The Executive Committee unanimously approved this recommendation. The basic form and purpose has remained the same since that time, although the size of the committee has changed from year to year. In 1984 the name was changed to the Legislative Staff Coordinating Committee (LSCC).
Major Projects of LSCC
Each year, a program for legislative staff has been developed by LSCC with the intention of providing a central focus and a theme of interest to the various specializations within legislative staff. LSCC also reviews the time available for staff section programs and coordinates staff section work with other Annual Meeting activities. In the mid-2000s, LSCC began organizing and sponsoring "mega sessions" -- programs of mutual interest to all legislative staff. The mega sessions evolved into the current Legislative Staff University. Another staff plenary session serves as a tribute to legislative staff
LSCC has encouraged the development of both specialized and general training sessions for legislative staff. Most of the staff sections hold annual training seminars separate from the NCSL Annual Meeting. In 1981 NCSL held the first senior staff seminar dealing with management issues under the direction of the LSCC. This Management Development Seminar was conducted annually until 1994. In 1997 LSCC revived the management development seminar as a Seminar for Legislative Staff Executives (SLSE) with a modified focus. SLSE was conducted in 1997, 1999, 2001 and 2003. SLSE was revived and held as the Senior Management Leadership Seminar (SMLS) in 2007, but has since not been conducted in that format.

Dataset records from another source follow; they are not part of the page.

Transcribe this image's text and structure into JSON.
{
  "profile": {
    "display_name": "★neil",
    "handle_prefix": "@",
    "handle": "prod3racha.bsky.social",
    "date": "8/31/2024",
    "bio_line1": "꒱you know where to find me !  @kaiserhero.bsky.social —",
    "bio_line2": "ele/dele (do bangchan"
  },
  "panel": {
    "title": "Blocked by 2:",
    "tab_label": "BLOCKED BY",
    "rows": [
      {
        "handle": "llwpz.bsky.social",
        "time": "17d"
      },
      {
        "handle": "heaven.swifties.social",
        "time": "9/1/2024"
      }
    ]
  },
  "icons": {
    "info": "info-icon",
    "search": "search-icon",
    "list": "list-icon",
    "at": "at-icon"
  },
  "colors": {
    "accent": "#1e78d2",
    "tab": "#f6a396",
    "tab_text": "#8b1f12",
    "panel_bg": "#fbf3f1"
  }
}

In 1982 a skills training seminar for junior staff was inaugurated and was conducted annually until 2005. Beginning in 1984 LSCC published an annual brochure Professional Opportunities for Legislative Staff. Since the mid 1990s this information on professional development seminars has been published online only.
During 1989 LSCC developed the Legislative Staff Management Institute, an executive management training program designed specifically for senior level legislative staff, in conjunction with the Humphrey Institute of Public Policy at the University of Minnesota. The first Legislative Staff Management Institute was held at the Humphrey Institute in July 1990, and has been conducted every year since. In 2004 LSCC re-bid the contract for LSMI and transferred the program to the University of Southern California Sacramento Center and Sacramento State University, where the Institute has continued annually since 2005.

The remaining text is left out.